From the SA Chapter President

Time for cultural intervention

The State Government’s recent Growth State initiative recognising Design and Architecture as part of the Creative Industries Sector provides the opportunity to advocate for the economic impact and contribution of the Arts and Creative Industries in this State. The roundtable discussions surrounding this initiative reinforce what we already know – that it is seriously undervalued. The incessant social debate of its worthiness continues to desensitise its impact.

Cultural and creative awareness defines who we are and what we aspire to be. The built environment can lend a hand to the development of a clear cultural identity.  The beginning of the Festival of Arts and Fringe in 1960 presented a cultural intervention for the Arts and passionately projected a progressive community attitude. The current environment allows us to be caught in the perception that it is purely economic growth that is worth striving for.

Recently the call for a concert hall has resurfaced with some welcome positive debate. A mooted contemporary art gallery of an undecided varying program has been going for some six years. We have seen how a sporting stadium can inject life back into a city, so much so we’ve called for a second. Maybe it’s time to share the love a little and look towards and acknowledge the highly acclaimed contributions that our cultural and arts groups bring to the City by prioritising a new arts focussed facility.

Cultural buildings have and will continue to contribute to the celebration and identity of our Cities. We come together over the next few weeks celebrating the Fringe, WOMADelaide and the Festival of Arts, in an Adelaide way, free of pretense, so suited to the makeup and fabric of our City. Much of this transformational uptake has been as a result of the cultural and social intervention of the 1960’s and 1970’s as a legacy of the opening of Australia’s first multi-purpose Arts Centre, the Festival Centre in 1973 that helped define a home and identity for the performing Arts in South Australia.

Recent commentary suggests that the demand being put on the availability and programming of events in suitable spaces cannot be met, forcing performances to inferior spaces or venues. An indication that demand is higher than current facilities can support.

The work of the Adelaide Symphony Orchestra, State Opera and State Theatre among others in bringing their respective performing arts to the people in differing venues, blurring the boundaries of performance venues, removing the perceived elitist preconceptions of performing arts by appealing to new audiences needs to be rewarded. These organisations are deserving of a space that they can call their own.

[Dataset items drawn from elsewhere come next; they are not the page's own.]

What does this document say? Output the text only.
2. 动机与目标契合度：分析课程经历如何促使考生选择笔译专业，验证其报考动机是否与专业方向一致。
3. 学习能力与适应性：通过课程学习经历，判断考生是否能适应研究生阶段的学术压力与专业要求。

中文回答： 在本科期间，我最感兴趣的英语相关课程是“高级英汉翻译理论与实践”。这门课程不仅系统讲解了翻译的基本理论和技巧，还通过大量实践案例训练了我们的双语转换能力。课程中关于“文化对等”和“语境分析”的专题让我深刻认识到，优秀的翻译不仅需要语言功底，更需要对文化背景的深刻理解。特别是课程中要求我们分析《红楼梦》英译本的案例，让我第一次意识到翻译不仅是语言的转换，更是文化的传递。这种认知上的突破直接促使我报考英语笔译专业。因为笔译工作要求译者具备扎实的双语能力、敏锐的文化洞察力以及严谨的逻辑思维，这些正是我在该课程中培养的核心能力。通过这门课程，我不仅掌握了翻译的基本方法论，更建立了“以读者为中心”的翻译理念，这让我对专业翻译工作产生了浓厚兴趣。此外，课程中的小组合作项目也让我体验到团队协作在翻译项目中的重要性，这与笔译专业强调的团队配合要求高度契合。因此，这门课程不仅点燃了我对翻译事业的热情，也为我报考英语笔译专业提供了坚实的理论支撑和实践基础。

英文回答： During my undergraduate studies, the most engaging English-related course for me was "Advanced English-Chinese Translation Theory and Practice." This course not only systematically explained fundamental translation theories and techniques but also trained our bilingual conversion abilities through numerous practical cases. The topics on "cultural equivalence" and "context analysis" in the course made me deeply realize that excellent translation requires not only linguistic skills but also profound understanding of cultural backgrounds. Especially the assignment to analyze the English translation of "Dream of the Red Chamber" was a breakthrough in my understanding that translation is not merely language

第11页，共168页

They don’t have to be iconic venues in a traditional sense, rather as the Festival and Fringe Programs have shown, inclusive and responsive.

As we continue to promote ourselves as the Festival City and North Terrace as the Cultural Boulevard, the next few weeks culminating in Mad March will highlight the demand for additional cultural venues. To ensure that these proposed venues are not idle outside this current peak time we  need to get  better at promoting and programming events around the other seasons of the year rather than going into hibernation.

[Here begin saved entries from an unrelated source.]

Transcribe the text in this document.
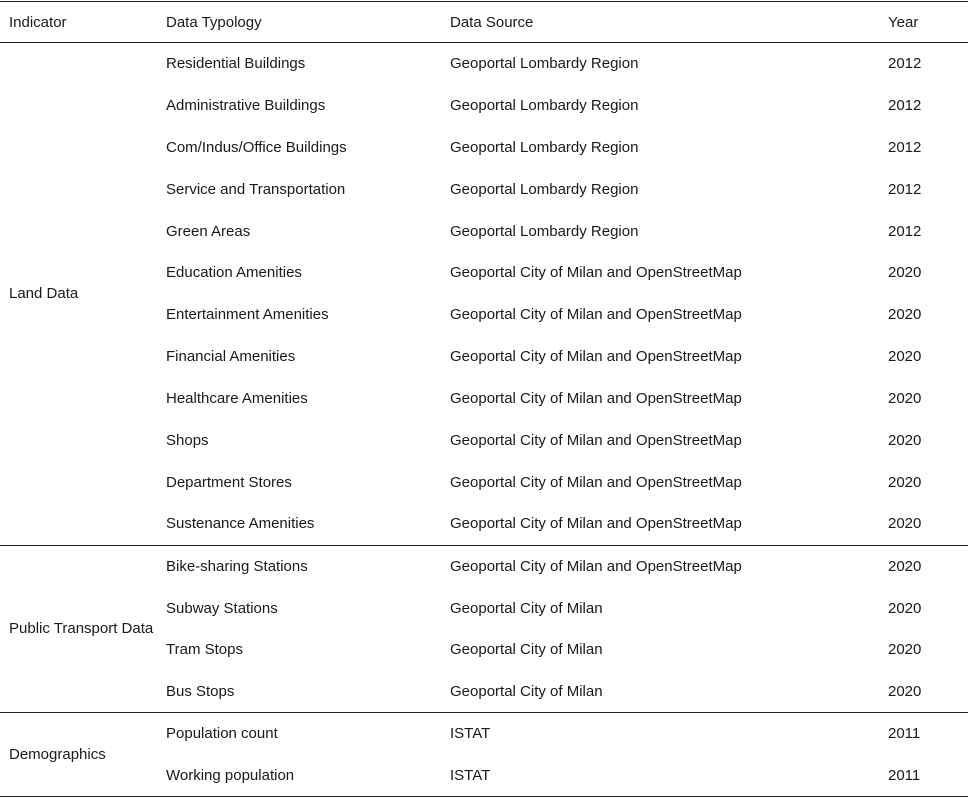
Indicator	Data Typology	Data Source	Year
Land Data	Residential Buildings	Geoportal Lombardy Region	2012
	Administrative Buildings	Geoportal Lombardy Region	2012
	Com/Indus/Office Buildings	Geoportal Lombardy Region	2012
	Service and Transportation	Geoportal Lombardy Region	2012
	Green Areas	Geoportal Lombardy Region	2012
	Education Amenities	Geoportal City of Milan and OpenStreetMap	2020
	Entertainment Amenities	Geoportal City of Milan and OpenStreetMap	2020
	Financial Amenities	Geoportal City of Milan and OpenStreetMap	2020
	Healthcare Amenities	Geoportal City of Milan and OpenStreetMap	2020
	Shops	Geoportal City of Milan and OpenStreetMap	2020
	Department Stores	Geoportal City of Milan and OpenStreetMap	2020
	Sustenance Amenities	Geoportal City of Milan and OpenStreetMap	2020
Public Transport Data	Bike-sharing Stations	Geoportal City of Milan and OpenStreetMap	2020
	Subway Stations	Geoportal City of Milan	2020
	Tram Stops	Geoportal City of Milan	2020
	Bus Stops	Geoportal City of Milan	2020
Demographics	Population count	ISTAT	2011
	Working population	ISTAT	2011
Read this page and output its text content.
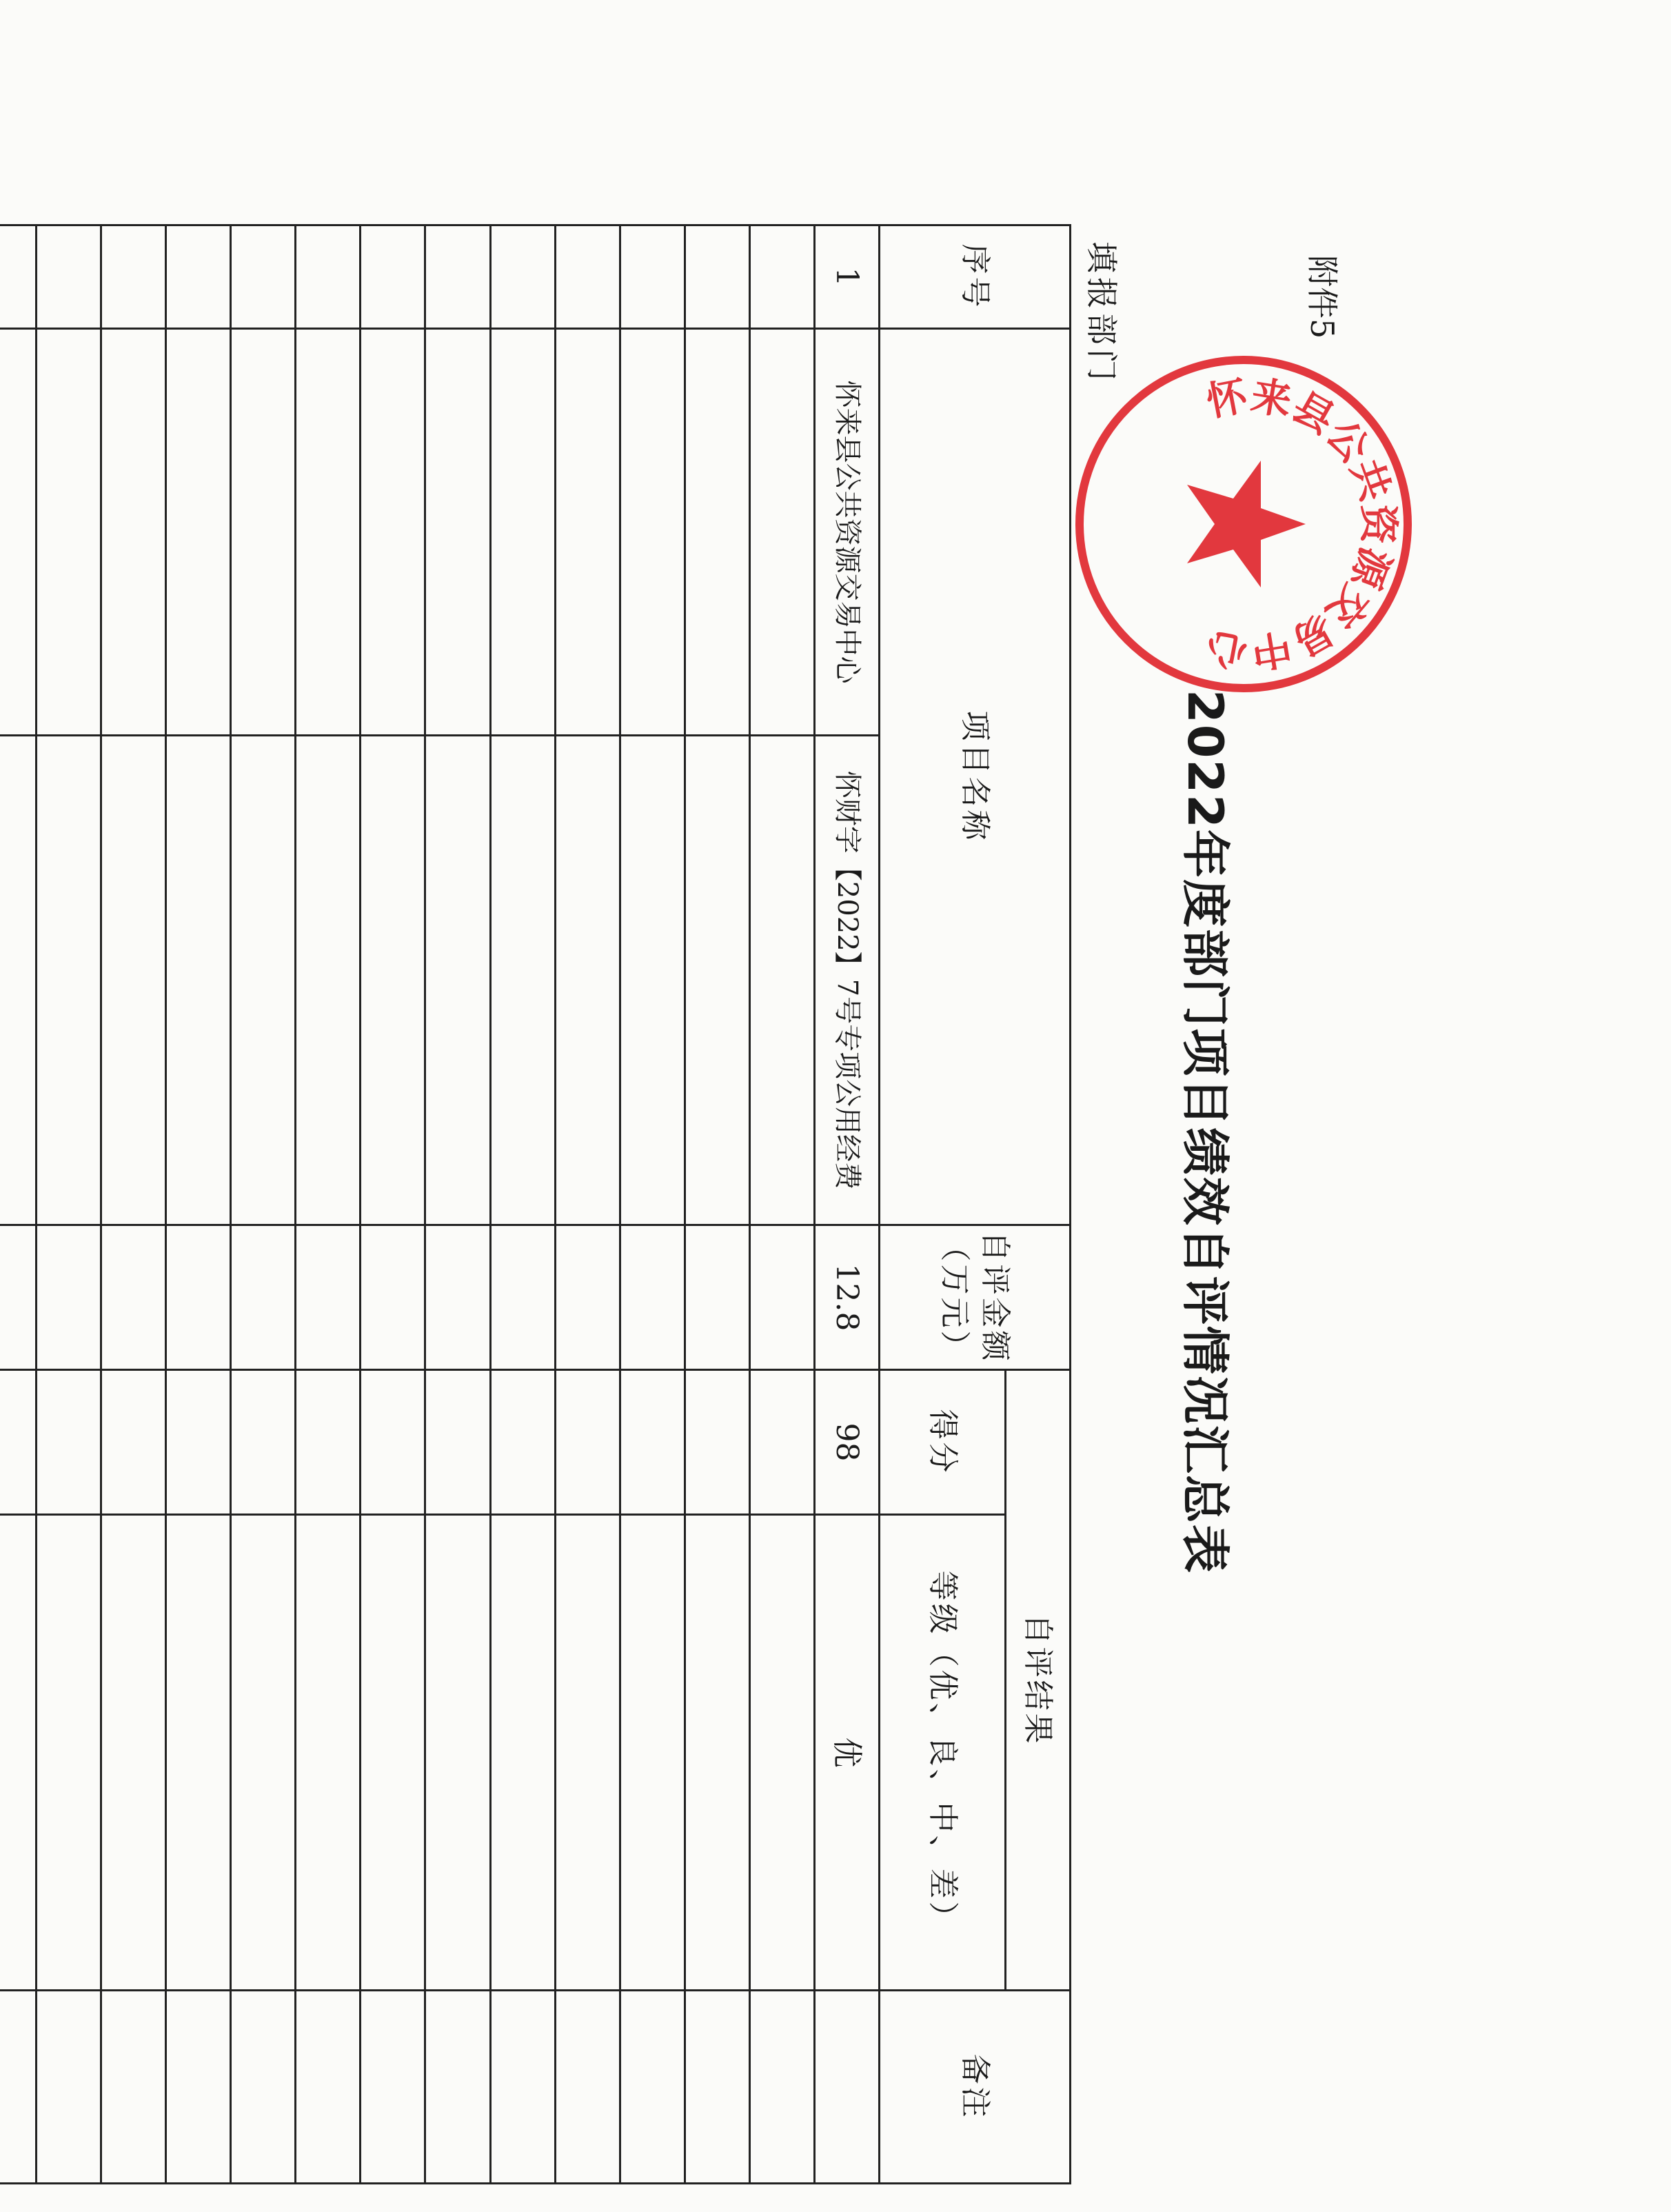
附件5
2022年度部门项目绩效自评情况汇总表
填报部门
序号	项目名称		自评金额（万元）	自评结果		备注
				得分	等级（优、良、中、差）	
1	怀来县公共资源交易中心	怀财字【2022】7号专项公用经费	12.8	98	优	

怀来县公共资源交易中心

Just as the Festival of Arts outgrew its venues in the 1960’s resulting in the deserved Adelaide Festival Centre in 1973, sixty years after the foundation of the Festival and the Fringe, the Arts community have served us well in identity, celebration and economic contribution. The stage is set for a serious attempt to reset, repurpose and reinvigorate the needs of the Arts community in Adelaide, it is time for a cultural intervention.